Here are 10 things to know:
1. The rupee moved in wide range marked with a 102-paise swing against the US dollar during Wednesday's session amid choppy trade.
2. At the day's lowest point, the rupee registered a fresh life-time low of 72.92 against the American currency.
3. Talk of possible fiscal and monetary steps to stabilise the currency and comments from a government official that the slide was overdone led to the recovery, news agency Reuters reported.
4. There was no fundamental rationale for the rupee to depreciate to the low levels of the previous session, Economic Affairs Secretary Subhash Garg said on microblogging site Twitter.
"It (rupee fall) reflected overreaction of market operators. Government and RBI will do everything to ensure that rupee does not slide to unreasonable levels. Today's correction seems to reflect that realisation," he said.
5. The comments further propped up the currency as intermittent dollar sales by the Reserve Bank of India through state-run banks continued to underpin sentiment, news agency Reuters cited dealers as saying.
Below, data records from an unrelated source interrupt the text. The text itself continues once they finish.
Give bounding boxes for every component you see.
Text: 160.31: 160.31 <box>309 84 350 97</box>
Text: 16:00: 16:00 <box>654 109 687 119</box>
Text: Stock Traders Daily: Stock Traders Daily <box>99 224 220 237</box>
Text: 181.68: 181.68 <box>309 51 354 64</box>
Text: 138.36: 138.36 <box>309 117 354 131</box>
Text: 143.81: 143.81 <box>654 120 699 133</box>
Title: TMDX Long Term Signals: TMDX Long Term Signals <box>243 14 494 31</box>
6. "There has been talk of a rate hike since yesterday," the agency cited a senior trader at a private bank as saying. "The comments today have given some hope to the market that the RBI may do something, but the broader trend for the rupee continues to be downward."
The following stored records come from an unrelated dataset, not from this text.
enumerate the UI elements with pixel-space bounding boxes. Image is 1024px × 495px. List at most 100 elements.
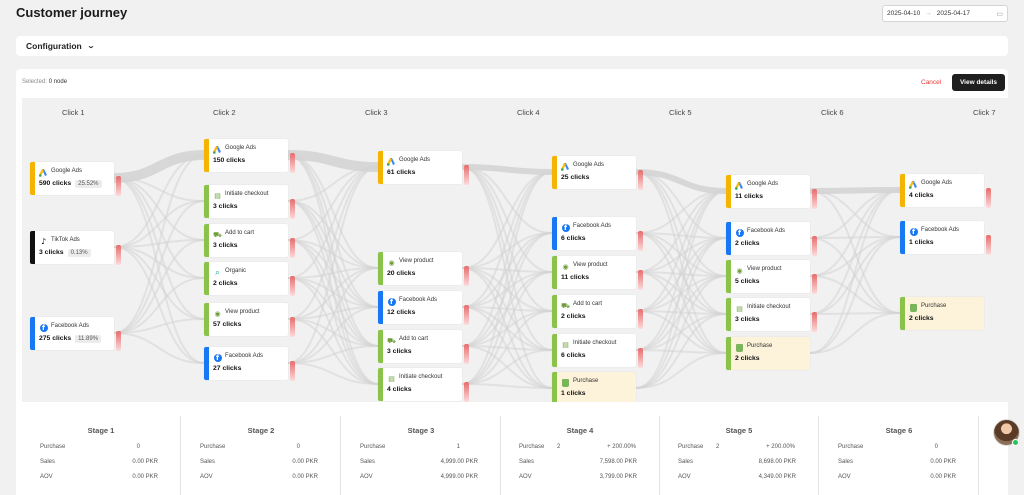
node-value: 3 clicks bbox=[213, 242, 238, 249]
journey-node[interactable]: ◉ View product 20 clicks bbox=[378, 252, 462, 285]
flow-link bbox=[287, 166, 379, 364]
cancel-button[interactable]: Cancel bbox=[921, 79, 942, 86]
journey-node[interactable]: Purchase 2 clicks bbox=[726, 337, 810, 370]
dropoff-indicator bbox=[638, 231, 643, 251]
journey-node[interactable]: ▤ Initiate checkout 3 clicks bbox=[204, 185, 288, 218]
node-value: 4 clicks bbox=[909, 192, 934, 199]
journey-node[interactable]: Google Ads 150 clicks bbox=[204, 139, 288, 172]
journey-node[interactable]: ▤ Initiate checkout 6 clicks bbox=[552, 334, 636, 367]
node-value: 1 clicks bbox=[909, 239, 934, 246]
view-details-button[interactable]: View details bbox=[952, 74, 1005, 91]
cart-icon: ⛟ bbox=[387, 336, 396, 345]
stage-row-label: Purchase bbox=[838, 444, 864, 450]
eye-icon: ◉ bbox=[735, 266, 744, 275]
journey-node[interactable]: Google Ads 25 clicks bbox=[552, 156, 636, 189]
node-color-bar bbox=[900, 297, 905, 330]
date-range-picker[interactable]: 2025-04-10 → 2025-04-17 ▭ bbox=[882, 5, 1008, 22]
stage-row-value: 7,598.00 PKR bbox=[599, 459, 637, 465]
journey-node[interactable]: Google Ads 11 clicks bbox=[726, 175, 810, 208]
stage-column: Stage 5 Purchase 2 + 200.00% Sales 8,698.00 P… bbox=[660, 416, 819, 495]
journey-node[interactable]: ◉ View product 11 clicks bbox=[552, 256, 636, 289]
stage-row-value: 3,799.00 PKR bbox=[599, 474, 637, 480]
flow-link bbox=[287, 154, 379, 308]
stage-summary: Stage 1 Purchase 0 Sales 0.00 PKR AOV 0.00 PKR… bbox=[22, 416, 1008, 495]
journey-node[interactable]: Purchase 2 clicks bbox=[900, 297, 984, 330]
calendar-icon: ▭ bbox=[996, 10, 1003, 18]
checkout-icon: ▤ bbox=[213, 191, 222, 200]
node-name: Google Ads bbox=[51, 168, 83, 174]
stage-row-value: 0.00 PKR bbox=[132, 459, 158, 465]
node-name: Facebook Ads bbox=[51, 323, 90, 329]
node-name: Purchase bbox=[573, 378, 599, 384]
journey-node[interactable]: f Facebook Ads 27 clicks bbox=[204, 347, 288, 380]
stage-row-value: 2 bbox=[557, 444, 561, 450]
journey-node[interactable]: ▤ Initiate checkout 3 clicks bbox=[726, 298, 810, 331]
node-color-bar bbox=[552, 372, 557, 402]
stage-row-sales: Sales 0.00 PKR bbox=[22, 459, 180, 469]
journey-node[interactable]: Google Ads 590 clicks 25.52% bbox=[30, 162, 114, 195]
journey-node[interactable]: f Facebook Ads 1 clicks bbox=[900, 221, 984, 254]
journey-node[interactable]: ◉ View product 57 clicks bbox=[204, 303, 288, 336]
node-name: View product bbox=[747, 266, 782, 272]
google-ads-icon bbox=[39, 168, 48, 177]
configuration-toggle[interactable]: Configuration ⌄ bbox=[16, 36, 1008, 56]
flow-link bbox=[287, 362, 379, 385]
facebook-icon: f bbox=[39, 323, 48, 332]
stage-row-purchase: Purchase 0 bbox=[182, 444, 340, 454]
journey-node[interactable]: f Facebook Ads 6 clicks bbox=[552, 217, 636, 250]
journey-node[interactable]: f Facebook Ads 2 clicks bbox=[726, 222, 810, 255]
column-header-1: Click 1 bbox=[62, 108, 85, 117]
stage-row-value: 2 bbox=[716, 444, 720, 450]
node-name: Google Ads bbox=[573, 162, 605, 168]
journey-node[interactable]: ♪ TikTok Ads 3 clicks 0.13% bbox=[30, 231, 114, 264]
stage-row-value: 0 bbox=[934, 444, 938, 450]
stage-row-label: Purchase bbox=[40, 444, 66, 450]
journey-node[interactable]: Google Ads 61 clicks bbox=[378, 151, 462, 184]
journey-node[interactable]: Google Ads 4 clicks bbox=[900, 174, 984, 207]
journey-node[interactable]: ▤ Initiate checkout 4 clicks bbox=[378, 368, 462, 401]
journey-node[interactable]: f Facebook Ads 12 clicks bbox=[378, 291, 462, 324]
journey-node[interactable]: ⛟ Add to cart 3 clicks bbox=[204, 224, 288, 257]
flow-link bbox=[113, 177, 205, 320]
node-color-bar bbox=[726, 298, 731, 331]
flow-link bbox=[635, 190, 727, 273]
online-status-dot bbox=[1012, 439, 1019, 446]
stage-row-label: Sales bbox=[678, 459, 694, 465]
stage-row-label: Purchase bbox=[519, 444, 545, 450]
stage-row-value: 0.00 PKR bbox=[930, 474, 956, 480]
stage-row-purchase: Purchase 2 + 200.00% bbox=[660, 444, 818, 454]
flow-link bbox=[113, 332, 205, 364]
node-value: 2 clicks bbox=[735, 240, 760, 247]
stage-row-value: 4,999.00 PKR bbox=[440, 459, 478, 465]
journey-node[interactable]: ◉ View product 5 clicks bbox=[726, 260, 810, 293]
stage-row-value: 0.00 PKR bbox=[292, 474, 318, 480]
configuration-label: Configuration bbox=[26, 41, 82, 51]
node-color-bar bbox=[204, 139, 209, 172]
selected-value: 0 node bbox=[48, 79, 68, 85]
stage-row-value: 0.00 PKR bbox=[292, 459, 318, 465]
node-percent-badge: 11.89% bbox=[75, 335, 102, 343]
stage-row-aov: AOV 0.00 PKR bbox=[182, 474, 340, 484]
journey-node[interactable]: ⛟ Add to cart 2 clicks bbox=[552, 295, 636, 328]
node-name: Initiate checkout bbox=[747, 304, 791, 310]
journey-node[interactable]: ⛟ Add to cart 3 clicks bbox=[378, 330, 462, 363]
flow-link bbox=[461, 271, 553, 385]
flow-link bbox=[287, 239, 379, 269]
stage-row-value: 0.00 PKR bbox=[132, 474, 158, 480]
journey-node[interactable]: ⌕ Organic 2 clicks bbox=[204, 262, 288, 295]
page-title: Customer journey bbox=[16, 5, 128, 20]
flow-link bbox=[635, 237, 727, 273]
google-ads-icon bbox=[387, 157, 396, 166]
journey-node[interactable]: f Facebook Ads 275 clicks 11.89% bbox=[30, 317, 114, 350]
stage-row-purchase: Purchase 1 bbox=[342, 444, 500, 454]
flow-link bbox=[461, 383, 553, 389]
stage-row-label: AOV bbox=[360, 474, 373, 480]
node-color-bar bbox=[726, 260, 731, 293]
stage-title: Stage 3 bbox=[407, 426, 435, 435]
cart-glyph: ⛟ bbox=[387, 336, 396, 345]
dropoff-indicator bbox=[812, 236, 817, 256]
shopify-glyph bbox=[910, 303, 917, 312]
journey-node[interactable]: Purchase 1 clicks bbox=[552, 372, 636, 402]
dropoff-indicator bbox=[638, 170, 643, 190]
google-ads-icon bbox=[561, 162, 570, 171]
7. Analysts expect the rupee to continue in a weak trade going forward.
8. "The current weakness in the rupee requires a combination of policy level and market level intervention. Market level intervention alone will only address the volatility but is not likely to lead to any reversal of the trend," said Salil Datar, CEO and executive director, Essel Finance VKC Forex.
9. Consumer inflation eased to 3.69 per cent in August, below the Reserve Bank of India's medium-term target of 4 per cent, according to official data released post-market hours on Wednesday.
10. The markets will be closed on Thursday for the Ganesh Chaturthi festival.